World War I was the first war in which mass media played a crucial role in disseminating news from the Fighting Front to the Home Front. Pictorial media, pamphlets, posters, photographs, and films served as primary means of propaganda to persuade both soldiers at the Front and citizens at Home of the importance of their efforts to contribute and secure ultimate victory. Pictorial media, especially photographic pictures, along with written records provided direct, sensual, and touching imaginations how soldiers lived the war. More than written reports and print news, mass production and distribution of photographs made World War I a "total war," in which not only the armed forces but whole nations were involved.

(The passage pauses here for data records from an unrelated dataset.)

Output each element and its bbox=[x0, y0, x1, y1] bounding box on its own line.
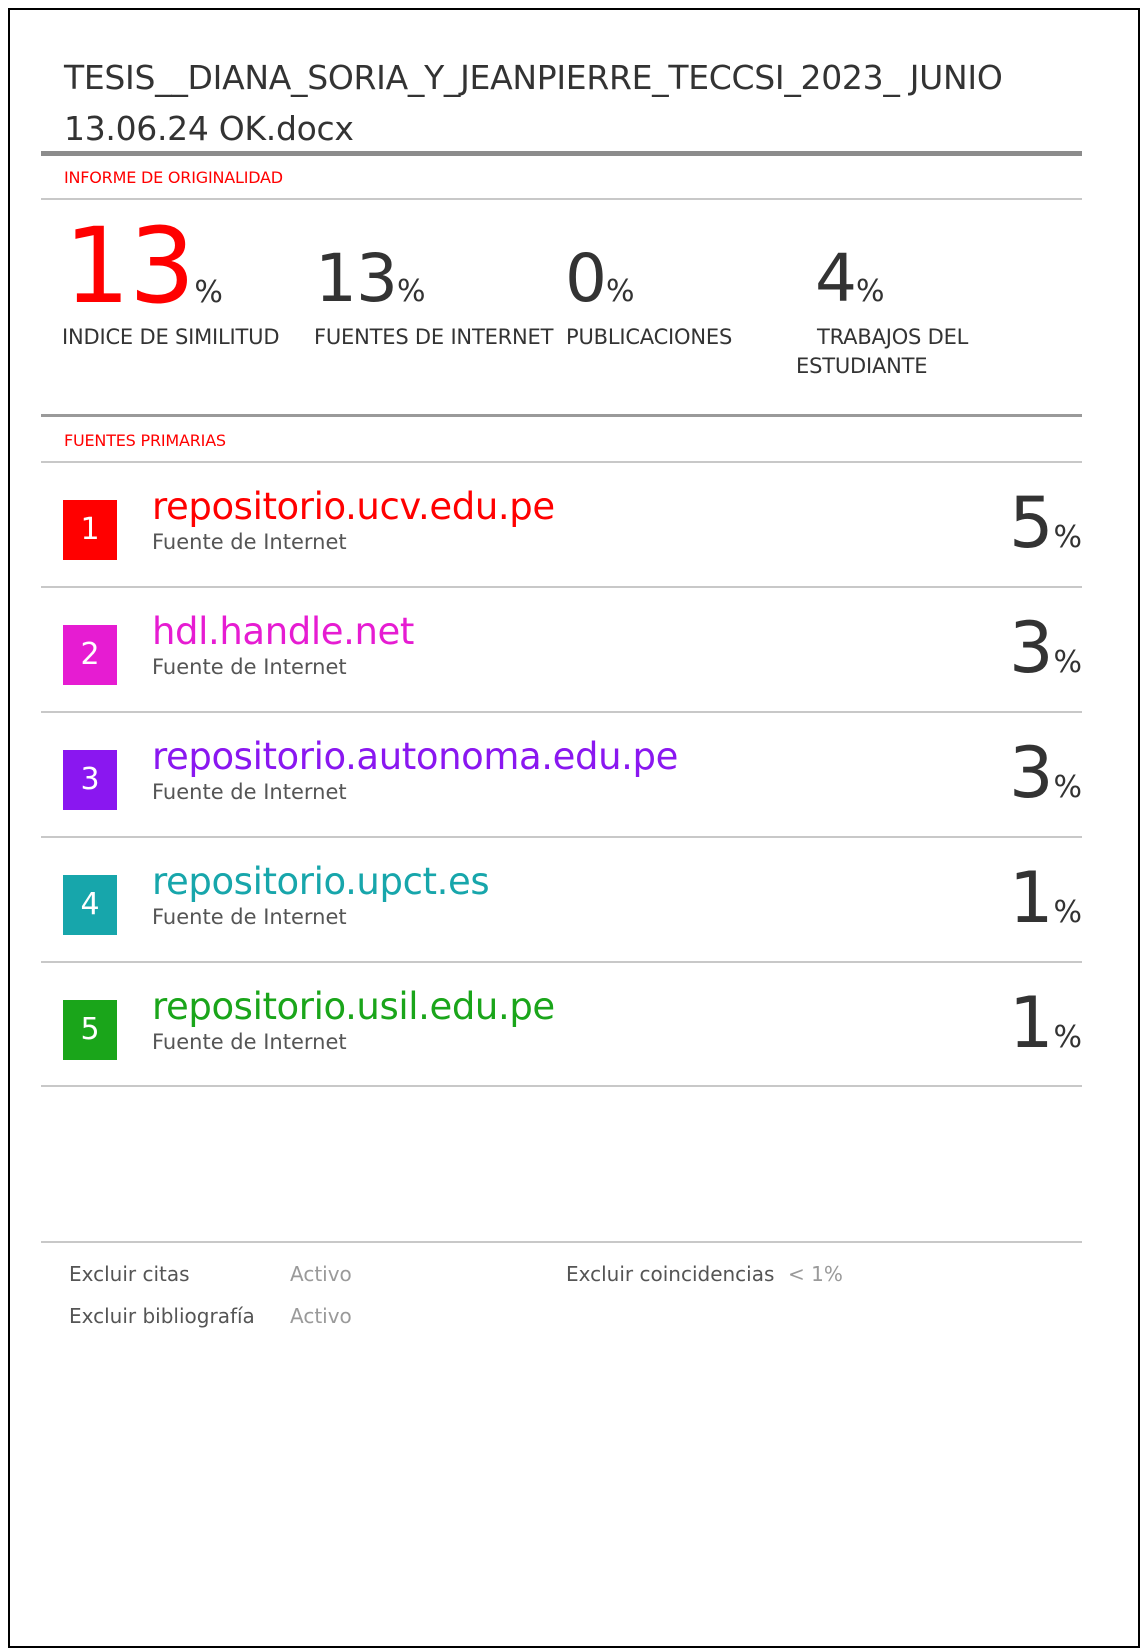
title-divider bbox=[41, 151, 1082, 156]
source-percent: 1% bbox=[1009, 859, 1082, 952]
source-type: Fuente de Internet bbox=[152, 780, 347, 804]
source-link[interactable]: repositorio.usil.edu.pe bbox=[152, 984, 555, 1030]
filters-divider bbox=[41, 1241, 1082, 1243]
source-percent-value: 3 bbox=[1008, 732, 1054, 814]
source-row[interactable]: 5 repositorio.usil.edu.pe Fuente de Inte… bbox=[41, 962, 1082, 1090]
source-rank-badge: 1 bbox=[63, 500, 117, 560]
source-percent-unit: % bbox=[1053, 770, 1082, 805]
similarity-index-stat: 13% bbox=[64, 214, 223, 318]
source-percent: 3% bbox=[1009, 609, 1082, 702]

War photography, however, was by no means neutral. Production and distribution of photographs was controlled by governmental and military bodies and served as an ultimate means of propaganda. In Austria, the War Press Office censored and controlled the distribution of the images. Life in the battlefields, medical care, successful military operations, glorification of war heroes, decorations of the soldiers, and heroic men and women at work were the main topics of the image propaganda. The longer the war lasted, the photographic Grand Illusion was replaced by images of disillusion. The dehumanization of war became visually present in photographic images of executions, in conscious exposures of prisoners of war, and in images of destruction. At the end of the "Great Times," nothing remained but the omnipresence of death. [my emphasis]
His presentation includes numerous visual images illustrating his point.